Note that all preceding elements, as well as the returned element, will be consumed from the iterator. That means that the preceding elements will be discarded, and also that calling nth(0) multiple times on the same iterator will return different elements.

Finally, the function calls .unwrap_or(&c), which returns either the Some value of the iterator, if the character was found in the iterator, or the character if it's not part of the English alphabet. Then, .collect() turns the iterator into a collection. Usually with .collect() you need to specify the type of the collection, but that doesn't happen here. I wonder if that's because the return type of the function specifies the type.

Adding my own twist

I decided that I didn't like the alphabet array at the top of the rot13 function, so I've rewritten it to iterate over the range of lowercase character codes and map them to the correct chars. I've also done the same with the upper_alphabet vector. This is my new rot13 function.
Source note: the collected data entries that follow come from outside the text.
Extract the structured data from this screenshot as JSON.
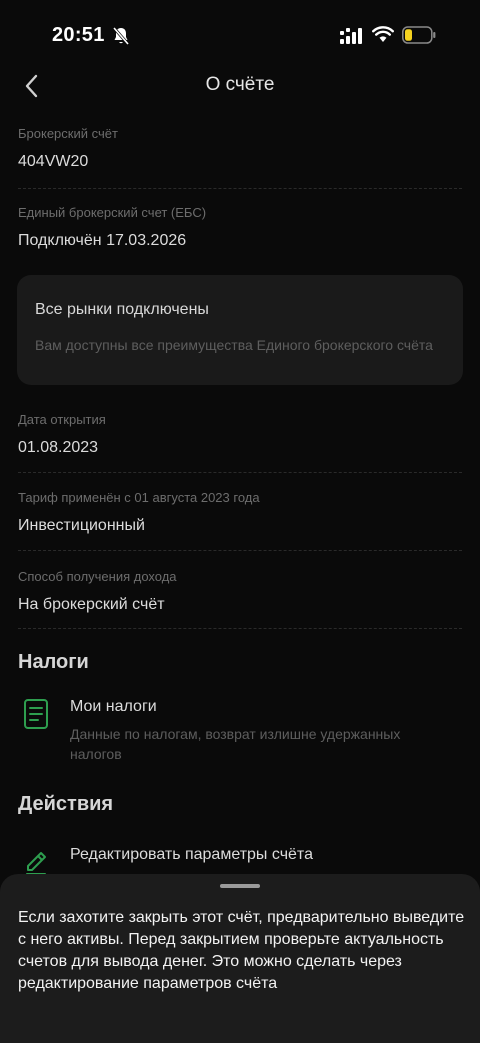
{
  "status_bar": {
    "time": "20:51"
  },
  "nav": {
    "title": "О счёте"
  },
  "fields": [
    {
      "label": "Брокерский счёт",
      "value": "404VW20"
    },
    {
      "label": "Единый брокерский счет (ЕБС)",
      "value": "Подключён 17.03.2026"
    },
    {
      "label": "Дата открытия",
      "value": "01.08.2023"
    },
    {
      "label": "Тариф применён с 01 августа 2023 года",
      "value": "Инвестиционный"
    },
    {
      "label": "Способ получения дохода",
      "value": "На брокерский счёт"
    }
  ],
  "ebs_card": {
    "title": "Все рынки подключены",
    "text": "Вам доступны все преимущества Единого брокерского счёта"
  },
  "taxes": {
    "heading": "Налоги",
    "item": {
      "title": "Мои налоги",
      "subtitle": "Данные по налогам, возврат излишне удержанных налогов",
      "icon": "document-icon"
    }
  },
  "actions": {
    "heading": "Действия",
    "item": {
      "title": "Редактировать параметры счёта",
      "icon": "pencil-icon"
    }
  },
  "sheet": {
    "text": "Если захотите закрыть этот счёт, предварительно выведите с него активы. Перед закрытием проверьте актуальность счетов для вывода денег. Это можно сделать через редактирование параметров счёта"
  },
  "colors": {
    "accent_green": "#2e9e4f",
    "battery_level": "#f4d21f",
    "background": "#0a0a0a",
    "sheet": "#1c1c1c"
  }
}
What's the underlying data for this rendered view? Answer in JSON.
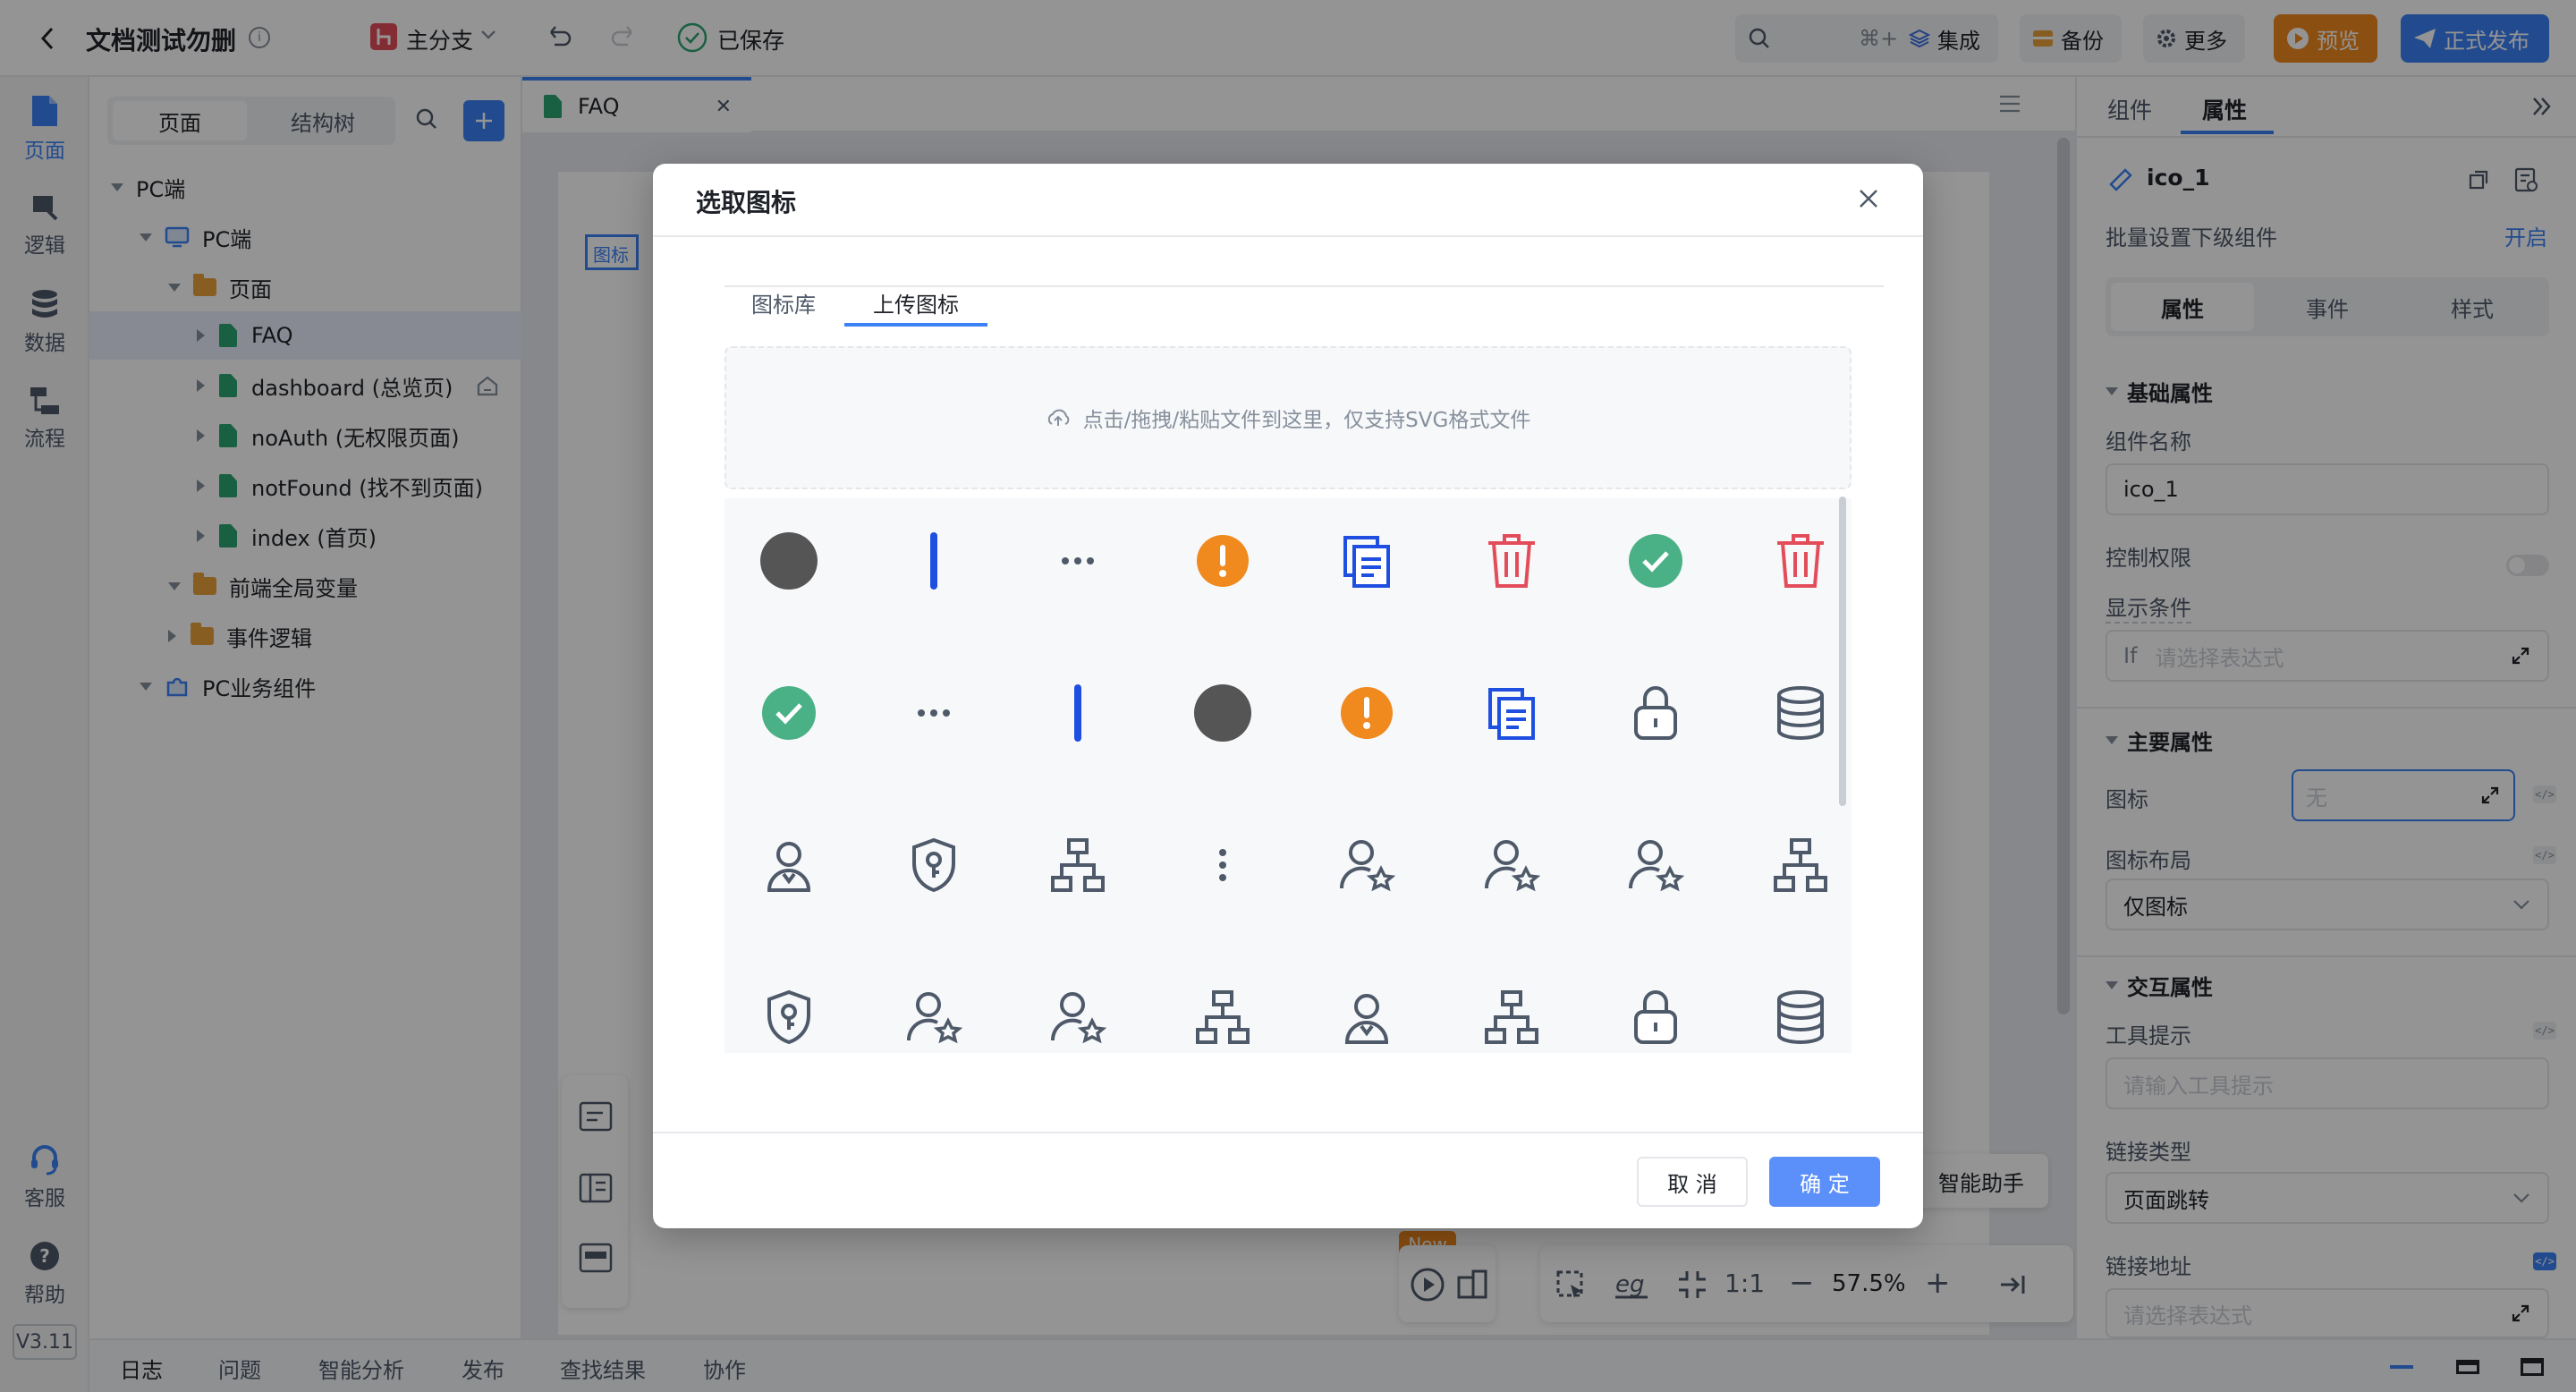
{
  "app": {
    "title": "文档测试勿删",
    "branch": "主分支",
    "saved": "已保存",
    "search_shortcut": "⌘+F",
    "actions": {
      "integrate": "集成",
      "backup": "备份",
      "more": "更多",
      "preview": "预览",
      "publish": "正式发布"
    }
  },
  "rail": {
    "items": [
      {
        "label": "页面",
        "icon": "page-icon"
      },
      {
        "label": "逻辑",
        "icon": "logic-icon"
      },
      {
        "label": "数据",
        "icon": "database-icon"
      },
      {
        "label": "流程",
        "icon": "flow-icon"
      }
    ],
    "service": "客服",
    "help": "帮助",
    "version": "V3.11"
  },
  "left_panel": {
    "tabs": [
      "页面",
      "结构树"
    ],
    "tree": [
      {
        "label": "PC端",
        "type": "root"
      },
      {
        "label": "PC端",
        "type": "device"
      },
      {
        "label": "页面",
        "type": "folder"
      },
      {
        "label": "FAQ",
        "type": "page"
      },
      {
        "label": "dashboard (总览页)",
        "type": "page"
      },
      {
        "label": "noAuth (无权限页面)",
        "type": "page"
      },
      {
        "label": "notFound (找不到页面)",
        "type": "page"
      },
      {
        "label": "index (首页)",
        "type": "page"
      },
      {
        "label": "前端全局变量",
        "type": "folder"
      },
      {
        "label": "事件逻辑",
        "type": "folder"
      },
      {
        "label": "PC业务组件",
        "type": "component"
      }
    ]
  },
  "editor": {
    "tab": "FAQ",
    "canvas_label": "图标",
    "assistant": "智能助手",
    "new_badge": "New",
    "zoom_ratio": "1:1",
    "zoom": "57.5%"
  },
  "right_panel": {
    "tabs": [
      "组件",
      "属性"
    ],
    "component_name": "ico_1",
    "batch_label": "批量设置下级组件",
    "batch_action": "开启",
    "subtabs": [
      "属性",
      "事件",
      "样式"
    ],
    "section_basic": "基础属性",
    "name_label": "组件名称",
    "name_value": "ico_1",
    "permission_label": "控制权限",
    "condition_label": "显示条件",
    "condition_prefix": "If",
    "condition_placeholder": "请选择表达式",
    "section_main": "主要属性",
    "icon_label": "图标",
    "icon_value": "无",
    "layout_label": "图标布局",
    "layout_value": "仅图标",
    "section_interaction": "交互属性",
    "tooltip_label": "工具提示",
    "tooltip_placeholder": "请输入工具提示",
    "link_type_label": "链接类型",
    "link_type_value": "页面跳转",
    "link_url_label": "链接地址",
    "link_url_placeholder": "请选择表达式"
  },
  "bottom_bar": {
    "tabs": [
      "日志",
      "问题",
      "智能分析",
      "发布",
      "查找结果",
      "协作"
    ]
  },
  "modal": {
    "title": "选取图标",
    "tabs": [
      "图标库",
      "上传图标"
    ],
    "active_tab": "上传图标",
    "upload_hint": "点击/拖拽/粘贴文件到这里，仅支持SVG格式文件",
    "cancel": "取 消",
    "confirm": "确 定",
    "icons": [
      "circle-filled-icon",
      "bar-icon",
      "more-horizontal-icon",
      "warning-icon",
      "copy-icon",
      "delete-red-icon",
      "check-circle-icon",
      "delete-red-icon",
      "check-circle-icon",
      "more-horizontal-icon",
      "bar-icon",
      "circle-filled-icon",
      "warning-icon",
      "copy-icon",
      "lock-icon",
      "database-icon",
      "user-icon",
      "shield-key-icon",
      "org-tree-icon",
      "more-vertical-icon",
      "user-star-icon",
      "user-star-icon",
      "user-star-icon",
      "org-tree-icon",
      "shield-key-icon",
      "user-star-icon",
      "user-star-icon",
      "org-tree-icon",
      "user-icon",
      "org-tree-icon",
      "lock-icon",
      "database-icon"
    ]
  },
  "colors": {
    "primary": "#3b82f6",
    "orange": "#f0891e",
    "green": "#2ba471",
    "red": "#e34d59",
    "dark": "#555555"
  }
}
fn rot13(message: String) -> String {
    let alphabet: Vec<char> = (97..123).map(|n| char::from_u32(n).unwrap()).collect();
    let upper_alphabet: Vec<char> = (65..91).map(|n| char::from_u32(n).unwrap()).collect();

    message.chars()
        .map(|c| *alphabet.iter()
            .chain(alphabet.iter())
            .chain(upper_alphabet.iter())
            .chain(upper_alphabet.iter())
            .skip_while(|&x| *x != c)
            .nth(13)
            .unwrap_or(&c))
        .collect()
}

Finishing up

I haven't written any tests or anything yet, but I'm very impatient to build my first Rust program! I run cargo build --release because I wanted to see what a release version of my CLI app would be like. It takes surprisingly long for such a small program. Once it's finished compiling, I navigate to target/release and can run my program by simply typing ./rot13 "Whatever I want to encode!". It works!

I can also install it on my Ubuntu system by running sudo install ./rot13 /usr/bin/ on the command line. Now, I can run rot13 "Encode this" from any directory!

Now that I have a working program I'd like to add a few tests, and I'd like to try compiling to WASM and creating a web-based ROT13 converter. But for now, I've spent an entire Sunday on this project and football is on, so I'm going to call it quits for today.